At this point in the broadcast, we need some glamour if we want to get the ratings back up, and what beats a yacht race to bring together the rich and the beautiful? A quick edit will switch the scene to Hayward’s June 20 yacht jaunt around the Isle of Wight. After all, the waters, around the Isle of Wight, were clear of oil. What a great day out on the ocean; what a great photo op for our gaffe-prone star. . .

He’s in the role of a charming, lovable rogue. What this reality TV show needs is a villain. Enter the activist judge.

Obama wanted a six-month freeze on deepwater drilling, presumably along the lines that this is how long it will take the news media to go on to a new topic, allowing him to safely hand the drilling permit rubber stamps back to the industry. But that’s not how Judge Martin Feldman sees it.

Part arbiter of justice, part energy investor, Justice Feldman acted deftly to sell his oil stock and overturn Obama’s drilling moratorium – all in the same morning. According to Associated Press:

A statement released by U.S. District Judge Martin Feldman's chambers in New
Orleans says the judge instructed his broker to sell his stock in Exxon and a
subsidiary as soon as the market opened June 22. That was the day after the

Feldman says his broker told him his stock was sold several
hours before he struck down the Obama administration's drilling moratorium. The
judge also said he didn't know if he made a profit or loss on the sale.
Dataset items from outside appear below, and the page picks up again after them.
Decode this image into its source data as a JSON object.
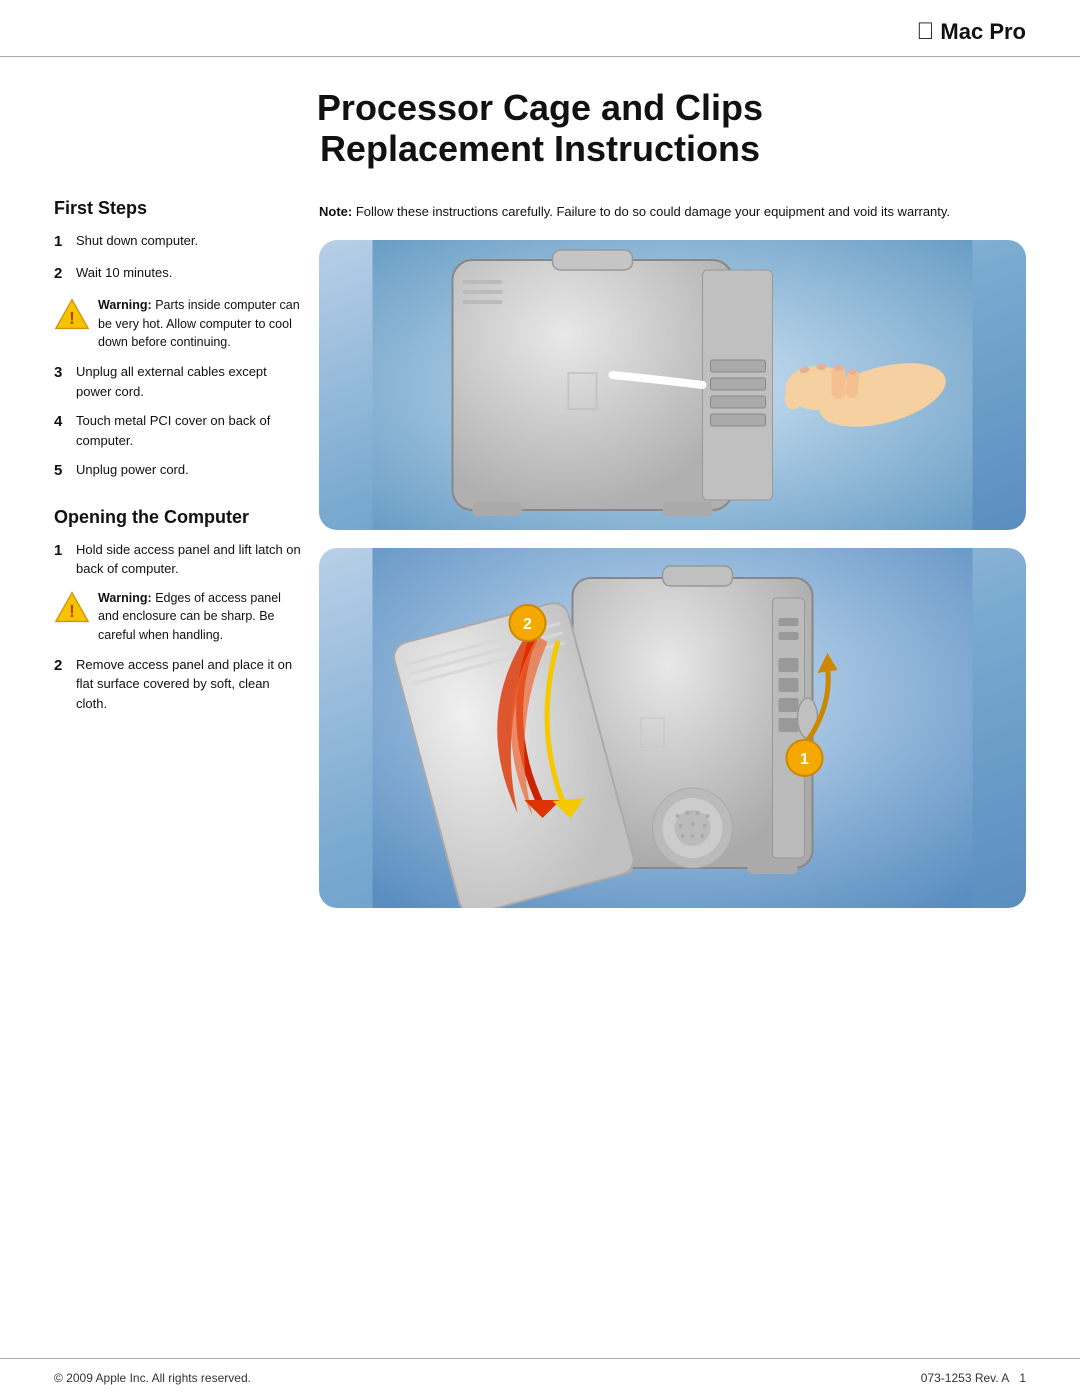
{
  "header": {
    "apple_logo": "&#63743;",
    "title": "Mac Pro"
  },
  "doc_title": {
    "line1": "Processor Cage and Clips",
    "line2": "Replacement Instructions"
  },
  "first_steps": {
    "heading": "First Steps",
    "note_label": "Note:",
    "note_text": "Follow these instructions carefully. Failure to do so could damage your equipment and void its warranty.",
    "steps": [
      {
        "num": "1",
        "text": "Shut down computer."
      },
      {
        "num": "2",
        "text": "Wait 10 minutes."
      },
      {
        "num": "3",
        "text": "Unplug all external cables except power cord."
      },
      {
        "num": "4",
        "text": "Touch metal PCI cover on back of computer."
      },
      {
        "num": "5",
        "text": "Unplug power cord."
      }
    ],
    "warning": {
      "label": "Warning:",
      "text": "Parts inside computer can be very hot. Allow computer to cool down before continuing."
    }
  },
  "opening_computer": {
    "heading": "Opening the Computer",
    "steps": [
      {
        "num": "1",
        "text": "Hold side access panel and lift latch on back of computer."
      },
      {
        "num": "2",
        "text": "Remove access panel and place it on flat surface covered by soft, clean cloth."
      }
    ],
    "warning": {
      "label": "Warning:",
      "text": "Edges of access panel and enclosure can be sharp. Be careful when handling."
    }
  },
  "footer": {
    "copyright": "© 2009 Apple Inc. All rights reserved.",
    "revision": "073-1253 Rev. A",
    "page": "1"
  }
}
Exxon isn't a party in the case, but the company had one of the 33
existing exploratory rigs shut down by the moratorium imposed because of the
Gulf spill.

No-one is accusing the judge of letting his energy investments colour his judgment – he is a judge, after all – but if nothing else, it’s normally considered good manners to declare an interest. Memo to Feldman: suggesting that you might have made a loss on the deal is not the same thing.

Meanwhile, viewers, the blowout preventer deathwatch continues. . . how far is it leaning today? How much of BP’s compromised wellbore will it take with it when it collapses? Can the relief wells get in place before the whole thing goes? Don’t forget to tune in tomorrow, folks.

[Fades out on shots of Obama looking like he wants a cigarette, Hayward on his yacht, and Feldman standing up for the poor downtrodden oil execs.]

In terms of entertainment, is this scraping the barrel? Actually, yes. Millions of them, all told, from the beaches, wetlands and waters of the Gulf of Mexico. An estimated 35,0000 to 60,000 barrels have been gushing out every day since April 20, according to the government – and many more according to Simmons – but the current containment system can only handle up to 28,000 barrels per day."